Shift your weight onto the left leg, grounding through the foot.
Bend your right knee, bringing your right heel toward your right buttock.
Reach your right hand back and grasp the inside of your right ankle or foot.
Inhale, and extend your left arm forward, parallel to the ground.
Begin to lift your right foot upward and back, away from the torso, arching the back slightly.
Keep the chest lifted and the torso leaning slightly forward for balance.
Fix your gaze (drishti) on a point in front of you to stay focused.
Hold for 5–10 breaths, breathing smoothly.
Release gently and repeat on the other side.
General Benefits
Improves Balance & Concentration – Enhances mental focus and coordination.
Strengthens Legs & Ankles – Builds stability and muscle tone in lower limbs.
Stretches Chest, Shoulders & Thighs – Increases flexibility in the front body.
Opens the Heart & Hips – Promotes emotional release and physical openness.
Energizes the Body – Stimulates circulation and boosts vitality.
Cautions-Limitations-Contraindications
Knee or Ankle Injuries – Avoid if you have recent or chronic joint issues.
Lower Back Pain – Practice with caution; avoid deep backbending.
High or Low Blood Pressure – May cause imbalance or dizziness.
Vertigo or Balance Disorders – Use wall support or avoid pose.
Shoulder Injuries – Avoid overhead grip if shoulder mobility is limited.
Complimentary Practice
Tadasana (Mountain Pose) – A grounding pose that helps to align the body and cultivate awareness.
Virabhadrasana III (Warrior III Pose) – Enhances balance and strengthens the core and legs, similar to the standing balance in Natarajasana.
Bakasana (Crow Pose) – Strengthens the arms and core, preparing for the balancing aspect of Natarajasana.
Utkatasana (Chair Pose) – Builds leg strength and stability, helping with balance in Natarajasana.

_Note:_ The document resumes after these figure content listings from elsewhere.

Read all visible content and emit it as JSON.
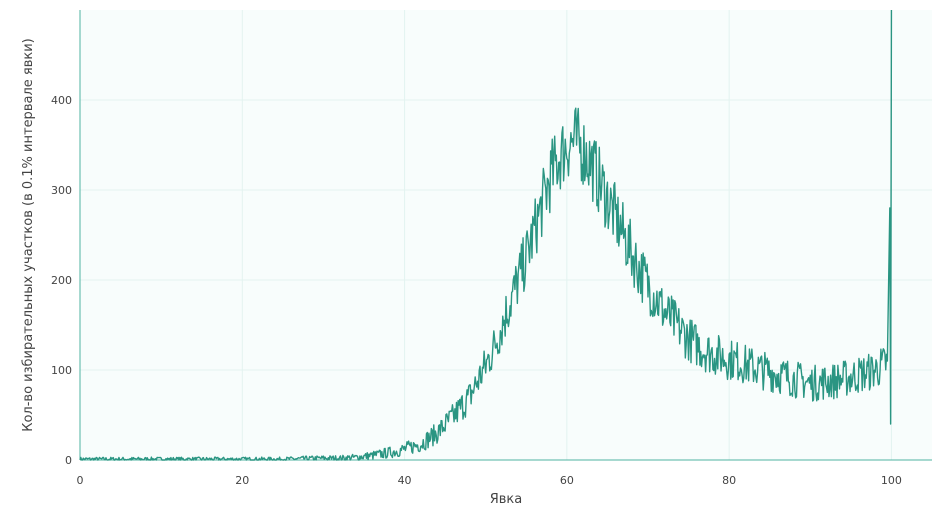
{
  "chart_data": {
    "type": "line",
    "title": "",
    "xlabel": "Явка",
    "ylabel": "Кол-во избирательных участков (в 0.1% интервале явки)",
    "xlim": [
      0,
      105
    ],
    "ylim": [
      0,
      500
    ],
    "x_ticks": [
      0,
      20,
      40,
      60,
      80,
      100
    ],
    "y_ticks": [
      0,
      100,
      200,
      300,
      400
    ],
    "grid": true,
    "colors": {
      "line": "#2a9582",
      "plot_background": "#f8fdfc",
      "grid": "#e3f3f0",
      "axis": "#4fb3a2"
    },
    "series": [
      {
        "x": [
          0,
          5,
          10,
          15,
          20,
          25,
          30,
          32,
          34,
          36,
          38,
          40,
          42,
          44,
          46,
          48,
          50,
          51,
          52,
          53,
          54,
          55,
          56,
          57,
          58,
          59,
          60,
          61,
          62,
          63,
          64,
          65,
          66,
          67,
          68,
          69,
          70,
          71,
          72,
          73,
          74,
          75,
          76,
          77,
          78,
          79,
          80,
          81,
          82,
          83,
          84,
          85,
          86,
          87,
          88,
          89,
          90,
          91,
          92,
          93,
          94,
          95,
          96,
          97,
          98,
          99,
          99.5,
          99.8,
          99.9,
          100
        ],
        "y": [
          1,
          1,
          1,
          1,
          1,
          1,
          2,
          2,
          3,
          5,
          8,
          12,
          18,
          30,
          48,
          70,
          105,
          125,
          150,
          175,
          200,
          225,
          255,
          285,
          315,
          335,
          350,
          355,
          345,
          330,
          310,
          290,
          270,
          250,
          230,
          210,
          195,
          180,
          165,
          155,
          145,
          135,
          128,
          122,
          118,
          115,
          112,
          110,
          106,
          103,
          100,
          98,
          95,
          93,
          90,
          88,
          85,
          86,
          87,
          88,
          90,
          92,
          95,
          97,
          100,
          105,
          110,
          280,
          40,
          500
        ]
      }
    ]
  }
}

Supta Baddha Konasana (Reclining Bound Angle Pose) – Opens the hips and stretches the groin, complementing the hip flexibility required for Natarajasana.
Similar Practices
1.Eka Pada Rajakapotasana, 2.Ardha Chandrasana, 3.Urdhva Dhanurasana, 4.Dhanurasana
Practice Keynotes
Focus on Alignment: Keep the standing leg straight and firm, engaging the thigh and calf muscles to maintain balance. Ensure that the chest remains lifted, avoiding rounding of the back. Engage the upper back muscles to open the chest.
Hip Flexibility: The pose requires flexibility in the hip flexors to lift the back leg. Work towards keeping the lifted leg straight while maintaining the hip square to the front.
Engage the Core: Activate the core muscles to maintain stability in the pose. This helps in balancing and prevents overstraining the lower back.
Gaze (Drishti): Keep your gaze focused on a steady point in front of you to help maintain balance. If you're advanced, you may also look towards your lifted foot for more intensity in the balance.
Breathing: Breathe deeply and steadily throughout the pose, especially during the balancing phase. Inhale as you lift your leg and reach for your foot, and exhale as you stabilize in the pose.
Modifications: If holding the foot is difficult, use a yoga belt around the lifted foot for assistance. You can also practice the pose with your lifted leg bent, without reaching the foot, to build strength and balance gradually.